I’ve said it before and I’ll say it again … you should never chase trades (or alerts)!
If a setup is already playing out — and you’ve missed your entry — you must have the discipline to let it run without you.
Trust me, missing a winner is better than the alternative (holding a loser).
And this week, that’s more clear than ever as chasers are getting punished…
Think about it…
Traders piled into stocks and call options after Federal Reserve Chairman Jerome Powell’s dovish speech last week.
But if they didn’t quickly take profits, they probably lost all of their gains over the next few days.
Even worse, if they didn’t cut the trade when it started going against them, they got stuck holding the bag on a red position.
This happens all the time in the markets. And it’s why I want to make sure you’re never chasing.
Keep reading and I’ll show you how to avoid chasing while still having exposure to the best possible trading opportunities…
What is Chasing?
First of all, what is chasing?
To me, if a stock has three or four green days in a row without consolidation and you enter a long trade … that’s chasing the upside.
On the other hand, if a stock sees several days of red without a bounce and you go short … that’s chasing the downside.
Chasing volatile stocks is extremely risky, especially if the chart has already moved significantly in a particular direction.
But there’s an even more specific problem with chasing…
The Problem with Chasing
The problem with chasing is your entry into the position…
Getting a bad entry can ruin any chance of making a profit.
Worse, bad entries can lead to huge losses if you’re not extremely disciplined.
CAUTION: Remember that timing is everything. Being early (or late) on a trade is the same as being wrong.
Think about chasing from the perspective of an options trader…
One example would be buying a call option into a big spike — or a put option into a big drop — that hasn’t shown any real consolidation.
Another Factor That Leads to Chasing…
Another factor that can lead to chasing is FOMO…
If you aren’t careful, you could find yourself chasing a play because other traders are talking about the setup on social media.
In other words, it won’t be your hard work and preparation leading to the trade — it’ll be FOMO.
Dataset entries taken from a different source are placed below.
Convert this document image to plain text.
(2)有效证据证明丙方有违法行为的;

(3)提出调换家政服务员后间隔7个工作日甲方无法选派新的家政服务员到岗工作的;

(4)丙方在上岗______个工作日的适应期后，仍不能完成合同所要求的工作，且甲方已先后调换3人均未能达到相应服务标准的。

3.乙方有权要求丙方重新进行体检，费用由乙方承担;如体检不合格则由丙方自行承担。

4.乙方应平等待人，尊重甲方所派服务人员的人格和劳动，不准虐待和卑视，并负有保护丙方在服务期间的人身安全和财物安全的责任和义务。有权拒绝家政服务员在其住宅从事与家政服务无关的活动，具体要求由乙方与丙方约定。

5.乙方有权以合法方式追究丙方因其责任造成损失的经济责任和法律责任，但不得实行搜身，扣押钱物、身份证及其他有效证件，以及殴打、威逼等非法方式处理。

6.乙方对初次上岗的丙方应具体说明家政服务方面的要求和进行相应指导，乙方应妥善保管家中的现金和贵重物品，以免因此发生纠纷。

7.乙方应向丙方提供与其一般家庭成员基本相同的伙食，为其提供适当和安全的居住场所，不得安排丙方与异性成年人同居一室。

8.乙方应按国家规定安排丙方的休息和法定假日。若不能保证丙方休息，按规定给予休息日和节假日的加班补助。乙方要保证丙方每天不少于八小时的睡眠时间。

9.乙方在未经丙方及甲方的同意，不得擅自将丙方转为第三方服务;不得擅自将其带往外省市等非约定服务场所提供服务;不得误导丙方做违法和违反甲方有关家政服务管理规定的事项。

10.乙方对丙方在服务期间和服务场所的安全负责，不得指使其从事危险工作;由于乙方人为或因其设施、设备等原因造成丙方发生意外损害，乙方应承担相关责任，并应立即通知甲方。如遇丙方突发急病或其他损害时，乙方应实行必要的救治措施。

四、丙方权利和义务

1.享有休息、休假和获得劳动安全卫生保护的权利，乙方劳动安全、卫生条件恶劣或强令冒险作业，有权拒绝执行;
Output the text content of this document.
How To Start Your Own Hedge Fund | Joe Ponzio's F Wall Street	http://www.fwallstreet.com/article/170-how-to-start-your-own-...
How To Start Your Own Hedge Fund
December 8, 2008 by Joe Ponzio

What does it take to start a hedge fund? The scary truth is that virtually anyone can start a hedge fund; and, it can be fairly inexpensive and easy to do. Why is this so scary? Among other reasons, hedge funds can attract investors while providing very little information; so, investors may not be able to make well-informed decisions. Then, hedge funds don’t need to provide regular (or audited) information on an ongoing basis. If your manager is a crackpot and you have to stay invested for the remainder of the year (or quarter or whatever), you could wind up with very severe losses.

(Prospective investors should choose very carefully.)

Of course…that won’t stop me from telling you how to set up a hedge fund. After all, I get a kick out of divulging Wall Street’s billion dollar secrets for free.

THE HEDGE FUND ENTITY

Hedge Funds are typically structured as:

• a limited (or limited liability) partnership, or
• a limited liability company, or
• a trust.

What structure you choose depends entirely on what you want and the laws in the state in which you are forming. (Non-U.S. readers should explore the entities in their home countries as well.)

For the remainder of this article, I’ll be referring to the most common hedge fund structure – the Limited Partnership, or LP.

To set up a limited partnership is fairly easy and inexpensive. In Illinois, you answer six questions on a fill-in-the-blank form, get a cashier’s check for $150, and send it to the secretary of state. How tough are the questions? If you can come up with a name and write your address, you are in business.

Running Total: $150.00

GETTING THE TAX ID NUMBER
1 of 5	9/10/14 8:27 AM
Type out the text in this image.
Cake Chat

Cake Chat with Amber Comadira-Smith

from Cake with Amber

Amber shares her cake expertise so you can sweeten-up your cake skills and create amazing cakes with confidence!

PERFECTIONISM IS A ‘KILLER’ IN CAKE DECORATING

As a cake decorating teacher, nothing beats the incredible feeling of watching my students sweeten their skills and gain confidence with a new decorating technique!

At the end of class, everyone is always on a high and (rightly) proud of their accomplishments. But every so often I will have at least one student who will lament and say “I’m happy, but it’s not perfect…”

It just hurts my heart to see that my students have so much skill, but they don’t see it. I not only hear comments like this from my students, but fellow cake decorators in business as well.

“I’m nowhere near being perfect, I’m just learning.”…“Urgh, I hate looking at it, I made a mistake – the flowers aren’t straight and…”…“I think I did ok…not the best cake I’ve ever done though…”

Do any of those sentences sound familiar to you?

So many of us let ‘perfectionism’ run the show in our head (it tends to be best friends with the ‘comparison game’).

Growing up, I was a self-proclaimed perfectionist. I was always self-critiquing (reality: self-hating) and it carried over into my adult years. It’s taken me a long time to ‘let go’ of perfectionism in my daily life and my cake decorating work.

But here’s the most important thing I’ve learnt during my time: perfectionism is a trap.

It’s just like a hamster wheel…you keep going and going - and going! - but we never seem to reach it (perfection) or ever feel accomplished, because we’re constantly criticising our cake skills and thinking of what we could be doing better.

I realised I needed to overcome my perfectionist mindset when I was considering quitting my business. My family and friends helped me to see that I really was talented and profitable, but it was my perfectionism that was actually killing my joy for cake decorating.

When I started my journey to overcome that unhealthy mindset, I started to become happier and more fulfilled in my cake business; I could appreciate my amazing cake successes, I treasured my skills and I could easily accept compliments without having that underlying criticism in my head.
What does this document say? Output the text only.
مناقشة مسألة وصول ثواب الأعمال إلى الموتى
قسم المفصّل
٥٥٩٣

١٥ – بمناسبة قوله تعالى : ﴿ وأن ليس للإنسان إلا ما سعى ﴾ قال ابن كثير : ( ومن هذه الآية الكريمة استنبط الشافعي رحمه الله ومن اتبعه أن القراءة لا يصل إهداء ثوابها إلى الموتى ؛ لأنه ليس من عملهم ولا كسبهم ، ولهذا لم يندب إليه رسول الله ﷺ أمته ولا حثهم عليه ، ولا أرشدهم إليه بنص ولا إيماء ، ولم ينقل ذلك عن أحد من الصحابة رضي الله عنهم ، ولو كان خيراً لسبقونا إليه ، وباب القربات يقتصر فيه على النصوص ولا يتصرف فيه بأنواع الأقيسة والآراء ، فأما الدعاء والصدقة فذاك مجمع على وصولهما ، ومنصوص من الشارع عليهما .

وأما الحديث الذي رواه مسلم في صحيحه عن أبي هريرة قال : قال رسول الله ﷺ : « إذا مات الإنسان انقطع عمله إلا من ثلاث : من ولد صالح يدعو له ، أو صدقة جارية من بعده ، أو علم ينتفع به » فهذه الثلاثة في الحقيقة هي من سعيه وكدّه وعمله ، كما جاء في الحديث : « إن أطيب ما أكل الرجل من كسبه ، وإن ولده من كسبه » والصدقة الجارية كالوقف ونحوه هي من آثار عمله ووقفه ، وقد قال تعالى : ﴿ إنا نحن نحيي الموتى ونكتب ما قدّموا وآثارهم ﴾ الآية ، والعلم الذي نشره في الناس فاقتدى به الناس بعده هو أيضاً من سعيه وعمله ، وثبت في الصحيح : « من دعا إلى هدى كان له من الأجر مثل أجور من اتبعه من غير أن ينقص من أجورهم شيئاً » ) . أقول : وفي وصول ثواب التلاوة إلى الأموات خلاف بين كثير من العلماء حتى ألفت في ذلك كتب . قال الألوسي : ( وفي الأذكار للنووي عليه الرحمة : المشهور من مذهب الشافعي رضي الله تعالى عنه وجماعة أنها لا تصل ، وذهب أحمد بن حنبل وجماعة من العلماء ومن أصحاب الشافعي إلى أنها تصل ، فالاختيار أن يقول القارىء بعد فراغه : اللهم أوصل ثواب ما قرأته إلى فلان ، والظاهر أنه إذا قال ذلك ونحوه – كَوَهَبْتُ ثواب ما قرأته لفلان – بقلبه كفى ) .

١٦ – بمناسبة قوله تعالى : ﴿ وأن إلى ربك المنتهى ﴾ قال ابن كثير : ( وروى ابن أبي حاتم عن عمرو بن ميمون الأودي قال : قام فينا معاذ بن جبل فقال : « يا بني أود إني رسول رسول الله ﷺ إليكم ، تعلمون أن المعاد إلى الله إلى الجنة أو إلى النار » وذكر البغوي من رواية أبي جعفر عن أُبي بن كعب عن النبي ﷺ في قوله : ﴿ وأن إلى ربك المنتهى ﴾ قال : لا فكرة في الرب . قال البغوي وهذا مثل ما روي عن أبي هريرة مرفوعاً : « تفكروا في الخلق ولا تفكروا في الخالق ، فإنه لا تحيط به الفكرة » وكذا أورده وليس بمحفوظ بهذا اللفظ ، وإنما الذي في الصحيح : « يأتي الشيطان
Chasing hyped-up plays is a recipe for disaster that you should avoid at all costs. If the masses on message boards are already excited about the trade, you’re probably too late.
So what can you do to avoid this negative exposure?
How to Avoid Chasing in This Market
Much to my dismay, I’m seeing a lot of traders chasing setups right now…
And in this market, of all markets, they shouldn’t be!
So, now that you understand what chasing is, let’s talk about how to make sure you never do it…
- Create your own strategy
Don’t worry about what other traders are doing. Focus on developing a consistent strategy — a perfect one for your personality — that you can employ over and over and over again. If a setup passes by your screens that doesn’t fit your game plan, don’t even think about trading it.
- Buy low, short high…
I know this is a bit of a cliche, but if you identify key price levels and build your trading around them, you should be able to avoid chasing the downside or the upside. Don’t buy puts when you’re near the bottom of a chart’s trading range — consider calls instead. Similarly, don’t buy calls near the top — think about going short.
- Always wait for consolidation
If you get alerted to a play that’s too far along in its pattern for you to jump in … don’t rush into the play like a newbie! Instead, add the ticker to your watchlist. Then, wait patiently for consolidation.
Final Thoughts
When I see traders losing money from following plays with no research of their own — I have to step in and say something.
And in a market as wild as this one, the problem of chasing is more apparent than ever…
So please, don’t find yourself in the unfortunate situation of bag-holding a play you shouldn’t be in at all.
Stay disciplined. Be patient with your entries. And stop worrying about what other traders are doing (90% of them fail, anyway)!